Statistics


P-Value

  • Statistically significant is detected when the observed p-value from the test statistic is less than the level of significance (i.e. alpha).

  • Meaning, there is a very low probability of observing by random chance something as extreme or more extreme than what was observed under the assumption that the null hypothesis is true.

P-Value < 0.05 = Reject null hypothesis; 
P-Value > 0.05 = Fail to reject null hypothesis; 

image

Notes:

  • If we reject the null hypothesis, this indicates strong statistical significance.

Z-Test

  • The one-sample z-test is used to test whether the mean of a population is greater than, less than, or not equal to a specific value.

  • For large (50 or more observations) normally distributed samples, normal distribution tests are equivalent to the T-Test.

Requirements for the Z-test:

  • The mean and standard deviation of the population distribution are known

  • The mean of the sample distribution is known

  • The variance of the sample is assumed to be the same as the population

  • The population is assumed to be normally distributed

image

T-Test

  • Statistical test that is used to compare the means of two groups.

  • When the original (population) distribution is not normal, the one sample t-test is still valid with a large enough sample size.

  • We perform a One-Sample t-test when we want to compare a sample mean with the population mean.

  • The difference from the Z Test is that we do not have the information on Population Variance here.

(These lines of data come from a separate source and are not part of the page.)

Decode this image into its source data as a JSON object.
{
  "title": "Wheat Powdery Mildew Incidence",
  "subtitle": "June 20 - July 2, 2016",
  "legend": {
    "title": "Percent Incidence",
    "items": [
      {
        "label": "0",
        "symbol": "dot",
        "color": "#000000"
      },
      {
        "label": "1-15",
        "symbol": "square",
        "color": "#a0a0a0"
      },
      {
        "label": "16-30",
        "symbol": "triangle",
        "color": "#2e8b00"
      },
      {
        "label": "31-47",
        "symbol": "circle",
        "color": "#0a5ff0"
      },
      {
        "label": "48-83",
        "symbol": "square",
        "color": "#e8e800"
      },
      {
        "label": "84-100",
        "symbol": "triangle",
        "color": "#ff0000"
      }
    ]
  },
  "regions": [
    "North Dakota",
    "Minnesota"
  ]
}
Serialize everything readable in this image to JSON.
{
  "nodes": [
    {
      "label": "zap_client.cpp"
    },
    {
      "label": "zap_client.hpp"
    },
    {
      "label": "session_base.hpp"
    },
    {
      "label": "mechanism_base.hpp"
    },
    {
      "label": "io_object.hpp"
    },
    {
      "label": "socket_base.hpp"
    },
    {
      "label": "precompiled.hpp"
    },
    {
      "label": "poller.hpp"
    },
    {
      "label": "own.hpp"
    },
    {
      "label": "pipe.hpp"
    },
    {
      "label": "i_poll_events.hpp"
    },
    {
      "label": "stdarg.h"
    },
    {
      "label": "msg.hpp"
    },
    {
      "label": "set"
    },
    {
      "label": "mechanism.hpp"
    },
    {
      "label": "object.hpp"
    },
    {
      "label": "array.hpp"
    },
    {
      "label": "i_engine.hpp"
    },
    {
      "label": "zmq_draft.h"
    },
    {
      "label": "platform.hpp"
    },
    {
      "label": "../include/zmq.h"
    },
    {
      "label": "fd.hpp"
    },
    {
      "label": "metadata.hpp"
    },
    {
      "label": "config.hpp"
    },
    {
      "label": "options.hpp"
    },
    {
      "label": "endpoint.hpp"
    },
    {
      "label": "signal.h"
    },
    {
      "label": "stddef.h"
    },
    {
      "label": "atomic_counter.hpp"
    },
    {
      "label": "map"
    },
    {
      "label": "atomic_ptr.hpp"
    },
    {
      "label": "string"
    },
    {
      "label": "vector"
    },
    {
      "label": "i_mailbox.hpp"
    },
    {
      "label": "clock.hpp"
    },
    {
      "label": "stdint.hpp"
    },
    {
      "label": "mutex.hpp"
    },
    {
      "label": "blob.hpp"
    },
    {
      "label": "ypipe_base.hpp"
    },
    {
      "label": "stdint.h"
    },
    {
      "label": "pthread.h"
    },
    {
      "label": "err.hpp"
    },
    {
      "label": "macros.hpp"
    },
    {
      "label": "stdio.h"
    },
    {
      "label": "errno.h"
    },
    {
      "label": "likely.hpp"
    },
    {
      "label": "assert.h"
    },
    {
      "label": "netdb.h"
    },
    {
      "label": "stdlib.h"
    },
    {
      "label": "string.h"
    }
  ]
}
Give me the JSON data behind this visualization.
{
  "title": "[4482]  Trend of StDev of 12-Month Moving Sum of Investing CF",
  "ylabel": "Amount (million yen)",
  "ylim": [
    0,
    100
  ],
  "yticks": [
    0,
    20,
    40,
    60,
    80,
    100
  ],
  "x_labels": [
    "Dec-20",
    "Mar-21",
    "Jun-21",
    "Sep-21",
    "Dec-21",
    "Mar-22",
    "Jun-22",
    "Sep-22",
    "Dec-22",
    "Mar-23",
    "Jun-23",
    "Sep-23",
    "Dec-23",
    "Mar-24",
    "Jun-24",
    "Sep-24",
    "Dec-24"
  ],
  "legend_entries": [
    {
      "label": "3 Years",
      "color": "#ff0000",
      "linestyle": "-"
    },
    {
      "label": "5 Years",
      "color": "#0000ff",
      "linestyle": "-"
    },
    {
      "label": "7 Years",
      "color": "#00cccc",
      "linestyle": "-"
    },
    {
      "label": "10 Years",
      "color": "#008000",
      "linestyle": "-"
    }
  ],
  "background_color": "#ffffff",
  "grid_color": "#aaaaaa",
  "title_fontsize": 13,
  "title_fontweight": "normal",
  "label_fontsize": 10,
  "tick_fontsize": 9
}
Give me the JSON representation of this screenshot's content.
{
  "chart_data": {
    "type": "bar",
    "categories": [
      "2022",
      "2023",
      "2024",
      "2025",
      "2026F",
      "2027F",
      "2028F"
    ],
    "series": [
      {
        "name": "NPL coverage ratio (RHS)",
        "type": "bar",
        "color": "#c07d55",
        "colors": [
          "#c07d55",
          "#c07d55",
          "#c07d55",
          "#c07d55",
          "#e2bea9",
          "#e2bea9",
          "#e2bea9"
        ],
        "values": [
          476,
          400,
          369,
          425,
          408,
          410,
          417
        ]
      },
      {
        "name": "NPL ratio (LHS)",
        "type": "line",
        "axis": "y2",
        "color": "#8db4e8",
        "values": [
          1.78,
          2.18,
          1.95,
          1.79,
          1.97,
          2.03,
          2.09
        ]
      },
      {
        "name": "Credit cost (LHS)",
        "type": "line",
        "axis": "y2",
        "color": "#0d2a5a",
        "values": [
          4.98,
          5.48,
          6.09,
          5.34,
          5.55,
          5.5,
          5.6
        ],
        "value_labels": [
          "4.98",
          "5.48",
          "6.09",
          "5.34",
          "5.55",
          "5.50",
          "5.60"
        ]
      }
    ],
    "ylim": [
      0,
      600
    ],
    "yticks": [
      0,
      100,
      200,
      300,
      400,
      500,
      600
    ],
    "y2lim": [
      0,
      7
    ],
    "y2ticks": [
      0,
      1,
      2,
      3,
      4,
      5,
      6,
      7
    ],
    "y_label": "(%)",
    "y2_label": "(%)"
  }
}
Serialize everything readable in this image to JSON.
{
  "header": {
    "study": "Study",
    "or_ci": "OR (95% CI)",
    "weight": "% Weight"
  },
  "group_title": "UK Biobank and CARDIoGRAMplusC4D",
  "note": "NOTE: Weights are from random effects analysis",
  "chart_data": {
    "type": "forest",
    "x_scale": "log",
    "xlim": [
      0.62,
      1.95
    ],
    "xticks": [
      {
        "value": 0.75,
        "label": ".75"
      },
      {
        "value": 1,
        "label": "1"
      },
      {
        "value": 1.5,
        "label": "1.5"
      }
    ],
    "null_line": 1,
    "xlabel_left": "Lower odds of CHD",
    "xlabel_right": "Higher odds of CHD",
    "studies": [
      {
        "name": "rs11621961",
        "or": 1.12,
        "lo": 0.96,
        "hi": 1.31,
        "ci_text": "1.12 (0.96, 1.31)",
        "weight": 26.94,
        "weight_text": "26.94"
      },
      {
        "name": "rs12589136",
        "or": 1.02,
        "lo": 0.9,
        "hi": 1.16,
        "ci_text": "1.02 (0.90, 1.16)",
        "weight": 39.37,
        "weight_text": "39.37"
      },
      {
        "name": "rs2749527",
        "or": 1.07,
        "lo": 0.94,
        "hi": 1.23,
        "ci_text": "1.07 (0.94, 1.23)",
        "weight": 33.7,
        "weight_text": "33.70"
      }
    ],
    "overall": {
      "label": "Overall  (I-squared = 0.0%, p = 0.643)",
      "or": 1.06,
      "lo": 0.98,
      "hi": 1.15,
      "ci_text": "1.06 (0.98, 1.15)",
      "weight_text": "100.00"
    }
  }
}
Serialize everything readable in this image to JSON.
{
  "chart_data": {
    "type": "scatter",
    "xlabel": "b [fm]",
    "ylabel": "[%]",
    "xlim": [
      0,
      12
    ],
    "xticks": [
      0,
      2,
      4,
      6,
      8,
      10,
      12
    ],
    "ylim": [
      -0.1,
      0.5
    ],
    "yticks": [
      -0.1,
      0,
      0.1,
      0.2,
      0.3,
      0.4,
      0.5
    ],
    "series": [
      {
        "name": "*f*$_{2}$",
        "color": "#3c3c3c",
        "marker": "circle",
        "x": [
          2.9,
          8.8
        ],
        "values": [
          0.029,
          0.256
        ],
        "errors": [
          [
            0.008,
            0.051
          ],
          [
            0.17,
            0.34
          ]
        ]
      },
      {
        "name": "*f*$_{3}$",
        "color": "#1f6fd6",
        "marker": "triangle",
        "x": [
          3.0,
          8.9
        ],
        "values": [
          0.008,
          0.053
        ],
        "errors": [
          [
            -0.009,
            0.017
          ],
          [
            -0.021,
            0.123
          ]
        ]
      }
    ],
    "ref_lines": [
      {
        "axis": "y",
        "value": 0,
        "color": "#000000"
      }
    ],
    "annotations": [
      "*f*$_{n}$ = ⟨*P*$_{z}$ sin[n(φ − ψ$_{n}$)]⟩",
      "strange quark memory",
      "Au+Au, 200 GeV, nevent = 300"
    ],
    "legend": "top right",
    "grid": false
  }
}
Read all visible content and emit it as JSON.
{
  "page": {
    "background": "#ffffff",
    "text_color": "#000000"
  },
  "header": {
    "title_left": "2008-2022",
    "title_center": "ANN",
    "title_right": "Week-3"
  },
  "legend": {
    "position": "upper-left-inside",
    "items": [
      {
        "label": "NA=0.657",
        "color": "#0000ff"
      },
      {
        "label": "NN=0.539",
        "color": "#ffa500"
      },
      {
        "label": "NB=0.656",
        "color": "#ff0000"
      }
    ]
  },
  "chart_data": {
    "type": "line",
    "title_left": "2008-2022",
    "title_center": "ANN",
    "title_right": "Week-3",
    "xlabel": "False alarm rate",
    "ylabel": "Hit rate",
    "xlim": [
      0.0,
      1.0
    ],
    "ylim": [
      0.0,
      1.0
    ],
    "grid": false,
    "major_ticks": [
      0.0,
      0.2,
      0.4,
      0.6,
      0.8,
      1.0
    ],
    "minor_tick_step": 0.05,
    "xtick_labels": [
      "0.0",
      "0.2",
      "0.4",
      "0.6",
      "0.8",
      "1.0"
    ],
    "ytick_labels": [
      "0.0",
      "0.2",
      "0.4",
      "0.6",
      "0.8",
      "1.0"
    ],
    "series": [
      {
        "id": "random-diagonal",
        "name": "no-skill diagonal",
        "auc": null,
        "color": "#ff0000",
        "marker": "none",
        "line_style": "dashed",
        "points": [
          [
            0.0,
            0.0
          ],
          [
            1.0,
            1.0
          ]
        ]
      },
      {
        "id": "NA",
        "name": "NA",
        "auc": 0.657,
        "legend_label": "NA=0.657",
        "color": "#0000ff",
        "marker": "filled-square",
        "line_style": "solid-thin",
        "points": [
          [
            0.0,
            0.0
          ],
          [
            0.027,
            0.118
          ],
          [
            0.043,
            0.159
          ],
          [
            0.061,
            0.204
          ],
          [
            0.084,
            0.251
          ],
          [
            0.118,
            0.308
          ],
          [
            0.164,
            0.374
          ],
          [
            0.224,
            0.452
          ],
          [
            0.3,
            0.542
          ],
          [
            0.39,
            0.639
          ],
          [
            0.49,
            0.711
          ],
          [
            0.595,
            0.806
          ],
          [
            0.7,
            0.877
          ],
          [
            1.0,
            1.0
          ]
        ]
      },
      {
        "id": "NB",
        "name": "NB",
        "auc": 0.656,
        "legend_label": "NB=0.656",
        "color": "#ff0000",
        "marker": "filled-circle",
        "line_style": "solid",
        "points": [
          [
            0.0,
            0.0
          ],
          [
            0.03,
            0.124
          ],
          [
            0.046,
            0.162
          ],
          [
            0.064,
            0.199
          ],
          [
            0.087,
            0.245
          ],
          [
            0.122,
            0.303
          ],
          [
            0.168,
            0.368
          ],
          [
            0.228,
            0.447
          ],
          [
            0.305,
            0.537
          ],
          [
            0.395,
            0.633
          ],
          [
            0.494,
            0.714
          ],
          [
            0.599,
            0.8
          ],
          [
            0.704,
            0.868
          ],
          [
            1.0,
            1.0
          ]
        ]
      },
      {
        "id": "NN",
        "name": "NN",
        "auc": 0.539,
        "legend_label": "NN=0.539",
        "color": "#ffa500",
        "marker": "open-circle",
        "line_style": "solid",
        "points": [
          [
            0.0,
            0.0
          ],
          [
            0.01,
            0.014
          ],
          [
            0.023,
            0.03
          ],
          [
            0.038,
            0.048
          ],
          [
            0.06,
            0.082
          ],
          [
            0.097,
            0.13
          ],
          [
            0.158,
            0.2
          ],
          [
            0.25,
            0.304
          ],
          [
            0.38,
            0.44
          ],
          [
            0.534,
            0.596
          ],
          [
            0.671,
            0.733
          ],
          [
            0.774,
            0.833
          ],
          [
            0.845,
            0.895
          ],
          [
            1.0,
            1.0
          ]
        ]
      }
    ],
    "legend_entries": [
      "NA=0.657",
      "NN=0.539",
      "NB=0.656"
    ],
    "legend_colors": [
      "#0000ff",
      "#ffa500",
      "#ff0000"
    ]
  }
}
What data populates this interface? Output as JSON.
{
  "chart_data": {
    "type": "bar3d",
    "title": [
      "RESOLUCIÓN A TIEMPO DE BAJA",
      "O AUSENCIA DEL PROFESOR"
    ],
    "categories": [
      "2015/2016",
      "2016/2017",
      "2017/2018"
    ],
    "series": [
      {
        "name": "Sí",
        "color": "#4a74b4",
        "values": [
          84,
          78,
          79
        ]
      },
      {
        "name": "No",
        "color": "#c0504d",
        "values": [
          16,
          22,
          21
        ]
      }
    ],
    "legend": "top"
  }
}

  • We use the sample standard deviation instead of population standard deviation in this case.

One-Sample T-Test:

Assumptions

  • Samples are drawn from a Normally distributed population.

  • The observations in the sample are independent of one another.

  • When the original (population) distribution is not normal, the one sample t-test is still valid with a large enough sample size.

    • That is, the one sample t-test is robust to the normality assumption when the sample size is large enough.

Rules of Thumb in Evaluating Assumptions:

  • If sample sizes are the same and sufficiently large, the t-tools are valid since they are robust to the violation of normality.

  • If the two populations have the same standard deviation then the t-tests are valid given sufficient sample sizes.

  • If the standard deviations are different and the sample sizes are different, then the t-tools are not valid and another procedure should be used.

Transformations

  • If assumptions are not met, look at transforming the data such as taking the logarithmic transformation.

Choosing a Hypothesis Test

image

Statistical Power

  • A power test will tell us how many samples we will need to collect to have a good amount of statistical power.

  • It tells you how many trials you need to do to avoid incorrectly rejecting the null hypothesis.

Power = Type II Error = fail to reject a false null hypothesis. 
  • Power is the probability of not making a Type II error.

  • Power = the probability that we correctly reject the null hypothesis (e.g. small p-value). or “the probability of rejecting a null hypothesis when it is false”.

  • Low Power = when there is a lot of over lap between the two distributions and we have a small sample size, we have low power.

  • When we have a lot of power, there is a higher probability that we will correctly reject the null hypothesis.

image

ANOVA

  • Statistical technique that is used to check if the means of two or more groups are significantly different from each other.

Assumptions:

  • Normality:

    • Similar to Hypothesis Testing, ANOVA is robust to this assumption.

    • Extremely long-tailed distributions (outliers) or skewed distributions coupled with different sample sizes (especially when the sample sizes are small) present the only serious distributional problems.

  • **Equal Standard Deviations: **

    • This assumption is crucial, paramount, VERY important.

    • The assumptions of independence within and across groups are critical.

    • If lacking, different analysis should be attempted.

F-Test

  • Hypothesis test to check if Evidence of Inequality of Variance

Central Limit Theorem

  • The distribution of sample x’s will, as the sample size increases, approach a normal distribution.

  • The mean (x) of the sample means is the population mean µ.

  • The standard deviation of the distribution of sample means is sigma/sqrt(n).

Confidence Interval

  • A 95% confidence interval means that if we were to take 100 different samples and compute a 95% confidence interval for each sample, then approximately 95 of the 100 confidence intervals will contain the true mean value.

CI = mean += Z * sigma / sqrt(n)

Multicollinearity

  • Occurs whenever an independent variable is highly correlated with one or more of the other independent variables in a multiple regression equation.

  • Multicollinearity can also be detected with the help of tolerance and its reciprocal, called variance inflation factor (VIF). A VIF >= 10 is problematic.

Problem:

  • An independent variable that is very highly correlated with one or more other independent variables will have a relatively large standard error.

  • This implies that the partial regression coefficient is unstable and will vary greatly from one sample to the next.